4. “We might be old people all over again.” If we’re unable to distance ourselves from the values of our forebears, we fear we may be just like them and not special at all. In other words, we’re afraid of turning into our parents.

It’s a compelling bit of cultural analysis, but it doesn’t probe deep enough – perhaps not surprising for a five-minute humour video.

The loss of classic heroism

Points one and two, in particular, are off the mark. As a rule, our parents and grandparents were no more naïvely idealistic about human nature than we are. They, too, knew the adage about the corrupting influence of power. They saw the potential for evil as well as for good in people. Furthermore, in a society far more steeped in the Judeo-Christian world view, they were more likely to recognize the basic fallen nature of humanity.

That’s not self-hatred as a species. It’s biblically informed realism. Earlier generations didn’t love Superman because they thought people were all good. They loved him because he represented a standard of goodness worth aspiring to.

Moving on to points three and four, this is where the video makes its most incisive arguments. As a culture, we’ve lost our taste for the purely heroic, for the thrilling grand gesture. In its place, we’ve gorged ourselves on irony and self-referential cynicism. Consequently we tend to view overt expressions of nobility as quaint relics of a simpler time. While there have been recent films that celebrate classic heroism without winking at the audience (Wonder Woman is a notable example) these are exceptions proving the rule.

As the video puts it, we feel that “everyone who came before us liked dumb stuff.” We look at the tastes of our elders with disdain and pat ourselves on the back for our sophistication.

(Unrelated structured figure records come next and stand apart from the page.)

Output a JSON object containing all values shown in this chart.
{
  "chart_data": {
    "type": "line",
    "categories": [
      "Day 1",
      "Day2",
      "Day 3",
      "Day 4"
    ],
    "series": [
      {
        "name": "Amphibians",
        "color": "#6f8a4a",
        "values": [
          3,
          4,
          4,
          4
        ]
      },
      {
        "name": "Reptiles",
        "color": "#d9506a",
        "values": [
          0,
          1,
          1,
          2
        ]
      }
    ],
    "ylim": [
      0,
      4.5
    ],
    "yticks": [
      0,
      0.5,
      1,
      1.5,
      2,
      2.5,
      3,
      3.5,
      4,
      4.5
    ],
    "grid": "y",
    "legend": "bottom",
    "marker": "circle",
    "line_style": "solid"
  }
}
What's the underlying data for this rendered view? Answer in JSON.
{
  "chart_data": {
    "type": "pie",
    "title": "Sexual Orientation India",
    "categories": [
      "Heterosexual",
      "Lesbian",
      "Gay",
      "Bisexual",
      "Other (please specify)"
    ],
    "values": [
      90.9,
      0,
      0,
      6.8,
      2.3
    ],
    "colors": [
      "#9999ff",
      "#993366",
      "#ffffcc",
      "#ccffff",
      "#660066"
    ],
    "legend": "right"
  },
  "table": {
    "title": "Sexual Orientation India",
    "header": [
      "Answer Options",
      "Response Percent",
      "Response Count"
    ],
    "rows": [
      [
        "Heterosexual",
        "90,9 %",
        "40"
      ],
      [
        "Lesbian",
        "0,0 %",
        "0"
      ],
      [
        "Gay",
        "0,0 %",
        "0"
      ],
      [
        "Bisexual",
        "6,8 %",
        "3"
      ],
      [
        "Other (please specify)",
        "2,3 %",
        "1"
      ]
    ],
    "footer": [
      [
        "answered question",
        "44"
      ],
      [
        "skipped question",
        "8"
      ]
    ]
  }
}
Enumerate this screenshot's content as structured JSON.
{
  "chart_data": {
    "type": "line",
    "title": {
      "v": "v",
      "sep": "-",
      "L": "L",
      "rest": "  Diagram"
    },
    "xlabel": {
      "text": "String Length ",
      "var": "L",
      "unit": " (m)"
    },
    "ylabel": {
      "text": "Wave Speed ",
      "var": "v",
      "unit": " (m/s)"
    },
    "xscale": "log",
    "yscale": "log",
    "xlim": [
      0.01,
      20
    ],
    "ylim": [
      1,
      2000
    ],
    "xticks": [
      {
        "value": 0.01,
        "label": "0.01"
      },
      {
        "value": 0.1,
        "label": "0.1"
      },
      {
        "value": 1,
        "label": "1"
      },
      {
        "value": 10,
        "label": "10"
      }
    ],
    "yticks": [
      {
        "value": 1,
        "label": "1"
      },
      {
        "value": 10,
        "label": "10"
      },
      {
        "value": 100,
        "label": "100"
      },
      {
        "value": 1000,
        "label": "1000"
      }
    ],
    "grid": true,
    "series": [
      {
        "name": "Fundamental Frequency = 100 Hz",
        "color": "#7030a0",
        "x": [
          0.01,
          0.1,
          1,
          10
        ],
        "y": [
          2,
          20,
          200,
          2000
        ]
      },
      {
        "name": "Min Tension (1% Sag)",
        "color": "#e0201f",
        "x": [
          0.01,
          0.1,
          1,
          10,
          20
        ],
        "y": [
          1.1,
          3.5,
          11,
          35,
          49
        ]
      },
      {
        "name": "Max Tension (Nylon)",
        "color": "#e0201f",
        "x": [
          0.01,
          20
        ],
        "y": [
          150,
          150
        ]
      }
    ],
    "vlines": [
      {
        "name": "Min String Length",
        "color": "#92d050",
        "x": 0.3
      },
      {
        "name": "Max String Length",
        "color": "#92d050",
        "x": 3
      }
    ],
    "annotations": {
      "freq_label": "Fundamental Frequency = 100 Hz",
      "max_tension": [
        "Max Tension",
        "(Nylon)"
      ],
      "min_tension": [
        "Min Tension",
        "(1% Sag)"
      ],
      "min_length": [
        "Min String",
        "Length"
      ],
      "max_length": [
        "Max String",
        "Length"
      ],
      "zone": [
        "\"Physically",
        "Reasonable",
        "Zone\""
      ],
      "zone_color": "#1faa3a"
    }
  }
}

This attitude invariably lures us into a dilemma in our quest for heroes. On the one hand, we yearn for something that will inspire us with a higher standard of humanity. But on the other, if the standard is too high, we dismiss it as old-fashioned and refuse to take it seriously.

It’s not that previous cultures wanted all their heroes to be straightforward paragons of virtue. Classic literature is filled with tragic figures who possess a fatal flaw – pride, anger, ambition – that ultimately proves to be their undoing. Their stories were told as cautionary tales of things to avoid, just as the lives of nobler heroes served as examples to emulate.

Realism or wallowing?

Therein lies the conundrum, however. In modern times, we’re less interested in morality tales than we are in honest portrayals of the human condition, warts and all. And of course there’s nothing wrong with that. It has given us a rich legacy of complex, nuanced heroes, in genres both serious and popular, whose stories can inspire as well as challenge.

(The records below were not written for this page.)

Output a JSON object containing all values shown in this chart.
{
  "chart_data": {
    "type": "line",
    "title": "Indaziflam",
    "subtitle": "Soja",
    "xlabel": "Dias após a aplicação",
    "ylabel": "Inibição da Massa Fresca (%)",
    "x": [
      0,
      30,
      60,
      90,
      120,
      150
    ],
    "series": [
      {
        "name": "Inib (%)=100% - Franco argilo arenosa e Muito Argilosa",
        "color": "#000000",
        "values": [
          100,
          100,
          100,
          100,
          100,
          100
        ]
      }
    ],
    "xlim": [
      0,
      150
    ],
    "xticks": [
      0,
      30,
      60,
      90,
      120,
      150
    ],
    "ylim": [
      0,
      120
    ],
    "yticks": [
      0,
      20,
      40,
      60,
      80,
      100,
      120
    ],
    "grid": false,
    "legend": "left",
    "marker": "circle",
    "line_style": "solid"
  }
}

But our interest in realism can descend into wallowing in the moral quagmire. We can fail to see the line between appreciating ambiguity and revelling in evil until we’ve crossed it. We begin to idolize anti-heroes who are cynical, cruel, amoral – bereft, in fact, of any trait that might be mistaken for true heroism. In such an atmosphere, it’s easy to dismiss heroes who stand, without irony, for things like truth and justice.

And yet at some level, we recognize that by dismissing them, we’ve lost something vital. That’s why we keep pursuing them in our popular entertainment. It’s why films like Wonder Woman and Black Panther are so successful and well-received. We want real heroes again.

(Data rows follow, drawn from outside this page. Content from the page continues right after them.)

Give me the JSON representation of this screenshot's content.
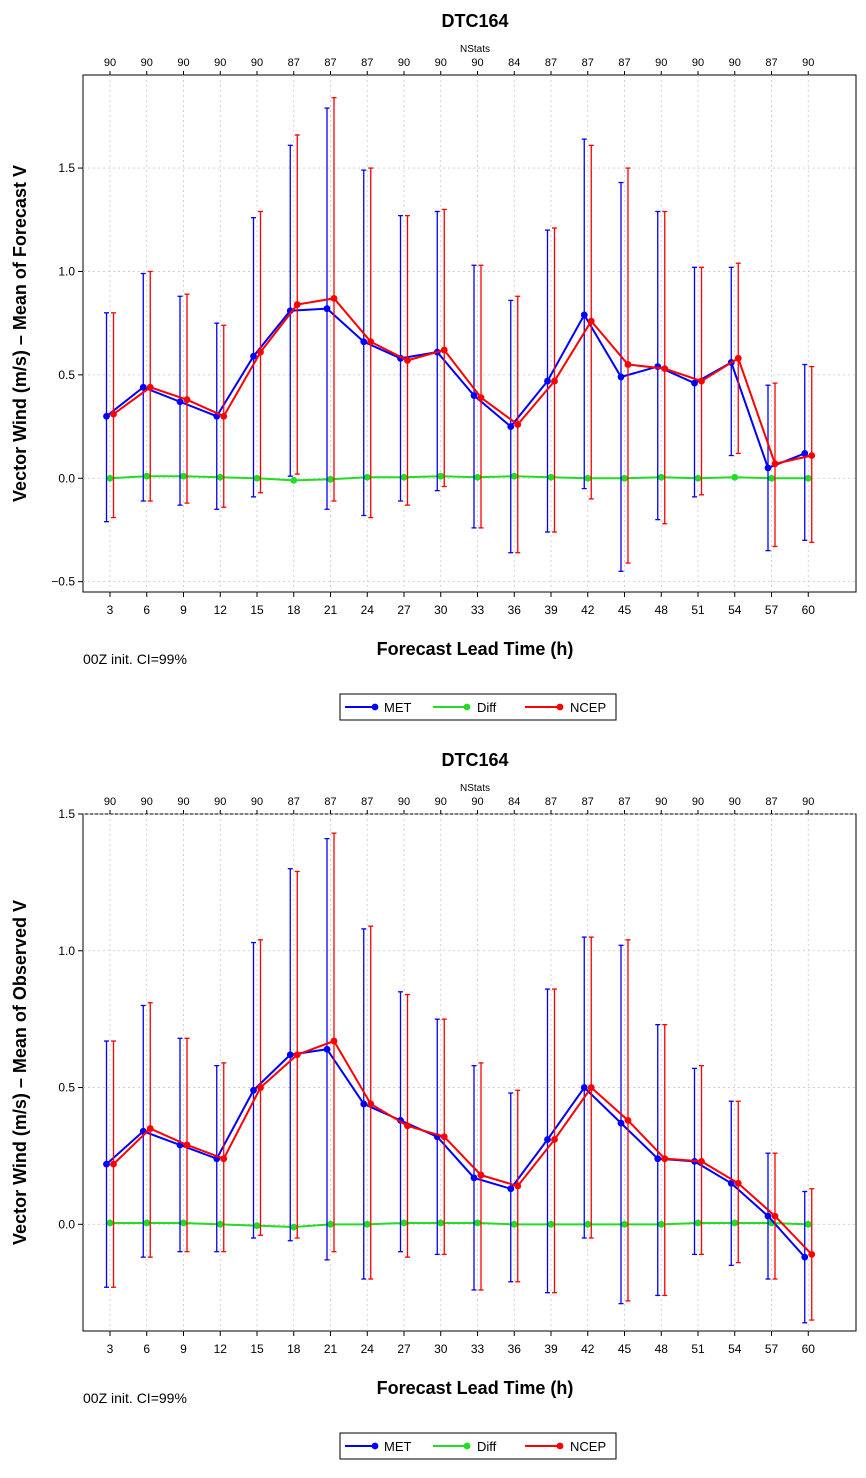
{
  "chart_data": [
    {
      "type": "line",
      "title": "DTC164",
      "xlabel": "Forecast Lead Time (h)",
      "ylabel": "Vector Wind (m/s) – Mean of Forecast V",
      "top_axis_label": "NStats",
      "annotation": "00Z init.  CI=99%",
      "x": [
        3,
        6,
        9,
        12,
        15,
        18,
        21,
        24,
        27,
        30,
        33,
        36,
        39,
        42,
        45,
        48,
        51,
        54,
        57,
        60
      ],
      "nstats": [
        90,
        90,
        90,
        90,
        90,
        87,
        87,
        87,
        90,
        90,
        90,
        84,
        87,
        87,
        87,
        90,
        90,
        90,
        87,
        90
      ],
      "ylim": [
        -0.55,
        1.95
      ],
      "yticks": [
        -0.5,
        0.0,
        0.5,
        1.0,
        1.5
      ],
      "ytick_labels": [
        "−0.5",
        "0.0",
        "0.5",
        "1.0",
        "1.5"
      ],
      "grid": true,
      "legend_position": "bottom-center",
      "series": [
        {
          "name": "MET",
          "color": "#0000ff",
          "values": [
            0.3,
            0.44,
            0.37,
            0.3,
            0.59,
            0.81,
            0.82,
            0.66,
            0.58,
            0.61,
            0.4,
            0.25,
            0.47,
            0.79,
            0.49,
            0.54,
            0.46,
            0.56,
            0.05,
            0.12
          ],
          "lower": [
            -0.21,
            -0.11,
            -0.13,
            -0.15,
            -0.09,
            0.01,
            -0.15,
            -0.18,
            -0.11,
            -0.06,
            -0.24,
            -0.36,
            -0.26,
            -0.05,
            -0.45,
            -0.2,
            -0.09,
            0.11,
            -0.35,
            -0.3
          ],
          "upper": [
            0.8,
            0.99,
            0.88,
            0.75,
            1.26,
            1.61,
            1.79,
            1.49,
            1.27,
            1.29,
            1.03,
            0.86,
            1.2,
            1.64,
            1.43,
            1.29,
            1.02,
            1.02,
            0.45,
            0.55
          ]
        },
        {
          "name": "Diff",
          "color": "#22dd22",
          "values": [
            0.0,
            0.01,
            0.01,
            0.005,
            0.0,
            -0.01,
            -0.005,
            0.005,
            0.005,
            0.01,
            0.005,
            0.01,
            0.005,
            0.0,
            0.0,
            0.005,
            0.0,
            0.005,
            0.0,
            0.0
          ]
        },
        {
          "name": "NCEP",
          "color": "#ff0000",
          "values": [
            0.31,
            0.44,
            0.38,
            0.3,
            0.61,
            0.84,
            0.87,
            0.66,
            0.57,
            0.62,
            0.39,
            0.26,
            0.47,
            0.76,
            0.55,
            0.53,
            0.47,
            0.58,
            0.07,
            0.11
          ],
          "lower": [
            -0.19,
            -0.11,
            -0.12,
            -0.14,
            -0.07,
            0.02,
            -0.11,
            -0.19,
            -0.13,
            -0.04,
            -0.24,
            -0.36,
            -0.26,
            -0.1,
            -0.41,
            -0.22,
            -0.08,
            0.12,
            -0.33,
            -0.31
          ],
          "upper": [
            0.8,
            1.0,
            0.89,
            0.74,
            1.29,
            1.66,
            1.84,
            1.5,
            1.27,
            1.3,
            1.03,
            0.88,
            1.21,
            1.61,
            1.5,
            1.29,
            1.02,
            1.04,
            0.46,
            0.54
          ]
        }
      ]
    },
    {
      "type": "line",
      "title": "DTC164",
      "xlabel": "Forecast Lead Time (h)",
      "ylabel": "Vector Wind (m/s) – Mean of Observed V",
      "top_axis_label": "NStats",
      "annotation": "00Z init.  CI=99%",
      "x": [
        3,
        6,
        9,
        12,
        15,
        18,
        21,
        24,
        27,
        30,
        33,
        36,
        39,
        42,
        45,
        48,
        51,
        54,
        57,
        60
      ],
      "nstats": [
        90,
        90,
        90,
        90,
        90,
        87,
        87,
        87,
        90,
        90,
        90,
        84,
        87,
        87,
        87,
        90,
        90,
        90,
        87,
        90
      ],
      "ylim": [
        -0.39,
        1.5
      ],
      "yticks": [
        0.0,
        0.5,
        1.0,
        1.5
      ],
      "ytick_labels": [
        "0.0",
        "0.5",
        "1.0",
        "1.5"
      ],
      "grid": true,
      "legend_position": "bottom-center",
      "series": [
        {
          "name": "MET",
          "color": "#0000ff",
          "values": [
            0.22,
            0.34,
            0.29,
            0.24,
            0.49,
            0.62,
            0.64,
            0.44,
            0.38,
            0.32,
            0.17,
            0.13,
            0.31,
            0.5,
            0.37,
            0.24,
            0.23,
            0.15,
            0.03,
            -0.12
          ],
          "lower": [
            -0.23,
            -0.12,
            -0.1,
            -0.1,
            -0.05,
            -0.06,
            -0.13,
            -0.2,
            -0.1,
            -0.11,
            -0.24,
            -0.21,
            -0.25,
            -0.05,
            -0.29,
            -0.26,
            -0.11,
            -0.15,
            -0.2,
            -0.36
          ],
          "upper": [
            0.67,
            0.8,
            0.68,
            0.58,
            1.03,
            1.3,
            1.41,
            1.08,
            0.85,
            0.75,
            0.58,
            0.48,
            0.86,
            1.05,
            1.02,
            0.73,
            0.57,
            0.45,
            0.26,
            0.12
          ]
        },
        {
          "name": "Diff",
          "color": "#22dd22",
          "values": [
            0.005,
            0.005,
            0.005,
            0.0,
            -0.005,
            -0.01,
            0.0,
            0.0,
            0.005,
            0.005,
            0.005,
            0.0,
            0.0,
            0.0,
            0.0,
            0.0,
            0.005,
            0.005,
            0.005,
            0.0
          ]
        },
        {
          "name": "NCEP",
          "color": "#ff0000",
          "values": [
            0.22,
            0.35,
            0.29,
            0.24,
            0.5,
            0.62,
            0.67,
            0.44,
            0.36,
            0.32,
            0.18,
            0.14,
            0.31,
            0.5,
            0.38,
            0.24,
            0.23,
            0.15,
            0.03,
            -0.11
          ],
          "lower": [
            -0.23,
            -0.12,
            -0.1,
            -0.1,
            -0.04,
            -0.05,
            -0.1,
            -0.2,
            -0.12,
            -0.11,
            -0.24,
            -0.21,
            -0.25,
            -0.05,
            -0.28,
            -0.26,
            -0.11,
            -0.14,
            -0.2,
            -0.35
          ],
          "upper": [
            0.67,
            0.81,
            0.68,
            0.59,
            1.04,
            1.29,
            1.43,
            1.09,
            0.84,
            0.75,
            0.59,
            0.49,
            0.86,
            1.05,
            1.04,
            0.73,
            0.58,
            0.45,
            0.26,
            0.13
          ]
        }
      ]
    }
  ]
}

A true and balanced perspective

The good news is that we can have them if we want them. As a few of the more recent superhero films and TV shows have demonstrated, virtuous characters don’t have to be cheesy. They just have to be true to themselves.

When God created the world, he declared it to be very good before it was broken by the fall of humanity. Surely our stories can celebrate that goodness while also being honest about the brokenness. Our hall of heroes can have room for the moral conflict of a Batman or Iron Man alongside the moral certitude of a Superman or Captain America.

Such a blend of heroic types not only makes for successful TV and cinema. It just might offer a small, biblically balanced glimpse at the hope of human redemption through the lens of popular culture.